I thought you’d decided to throw it away for some reason.

” My throat tightened, and I swallowed hard to get rid of the lump trying to form there.

“Halyma had a good idea of what it was, and she tricked me into giving it to her.” Iannis’s long fingers went to the charm, and butterflies fluttered in my belly as I watched him stroke the gem briefly. “I would have never taken it off willingly,” he added, his voice softening.

“That’s what I thought,” Fenris said, sounding satisfied. “We could tell by the glow that you were still alive, so the charm was helpful to us regardless.”

“How did you manage to locate me without it?” Iannis asked. “I hope you haven’t just been aimlessly wandering around the plains.”

“We decided to start with the Resistance camp at the base of the mountains,” Annia said. “We’d heard from another group of Coazi that there was a camp holding prisoners, so we figured that was our best lead after hitting a dead end with your necklace.”

“Prisoners?” Iannis’s violet eyes snapped fire as he sat up straight. “Do you mean my delegates?”

“Yeah. They’re being held in an abandoned mineshaft while the camp awaits orders on what to do with them. Naya can tell you the story, since she’s the one who met with them.” Annia jerked a thumb in my direction.

I sighed, then filled Iannis in on what we had discovered back at the camp – that the strike on the airship had been ordered by the Benefactor, targeting Iannis specifically, and that though they’d been waiting on orders from the Benefactor on what to do with the other delegates, they were leaning toward killing them.

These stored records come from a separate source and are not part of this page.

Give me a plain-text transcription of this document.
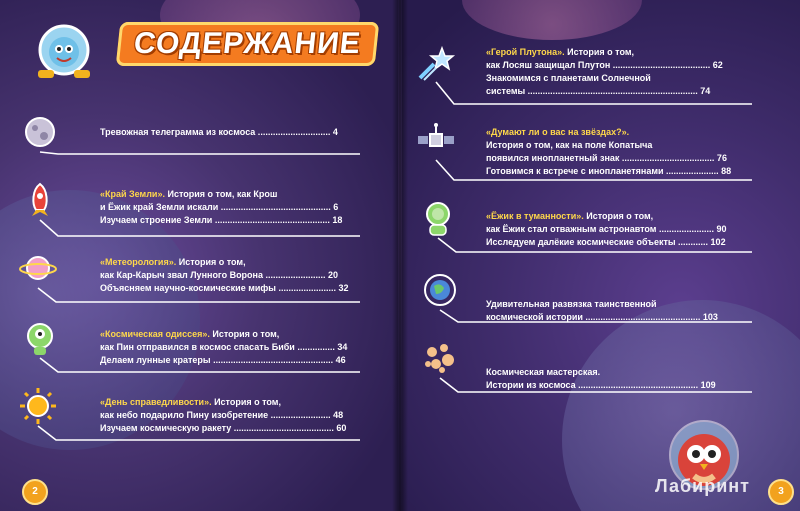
СОДЕРЖАНИЕ
Тревожная телеграмма из космоса ............................. 4
«Край Земли». История о том, как Крош
и Ёжик край Земли искали ............................................ 6
Изучаем строение Земли .............................................. 18
«Метеорология». История о том,
как Кар-Карыч звал Лунного Ворона ........................ 20
Объясняем научно-космические мифы ....................... 32
«Космическая одиссея». История о том,
как Пин отправился в космос спасать Биби ............... 34
Делаем лунные кратеры ................................................ 46
«День справедливости». История о том,
как небо подарило Пину изобретение ........................ 48
Изучаем космическую ракету ........................................ 60
2
«Герой Плутона». История о том,
как Лосяш защищал Плутон ....................................... 62
Знакомимся с планетами Солнечной
системы .................................................................... 74
«Думают ли о вас на звёздах?».
История о том, как на поле Копатыча
появился инопланетный знак ..................................... 76
Готовимся к встрече с инопланетянами ..................... 88
«Ёжик в туманности». История о том,
как Ёжик стал отважным астронавтом ...................... 90
Исследуем далёкие космические объекты ............ 102
Удивительная развязка таинственной
космической истории .............................................. 103
Космическая мастерская.
Истории из космоса ................................................ 109
Лабиринт	3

By the time I was done, Iannis’s face had turned to stone, his eyes blazing with a cold fury that sent shivers down my spine.

“We must rescue them immediately,” he said, pushing to his feet.

“Now?” Annia protested around a mouthful of beef jerky. “It’s dark out. Everybody knows that you don’t travel at night.”

Iannis swung around to face her, and she flinched a little under the weight of his icy glare.

“I cannot leave them to die, and besides, such missions are best performed under the cover of darkness. We will go now. Once the delegates are liberated and the Convention is over, I will stamp out the Resistance and their mysterious Benefactor once and for all.”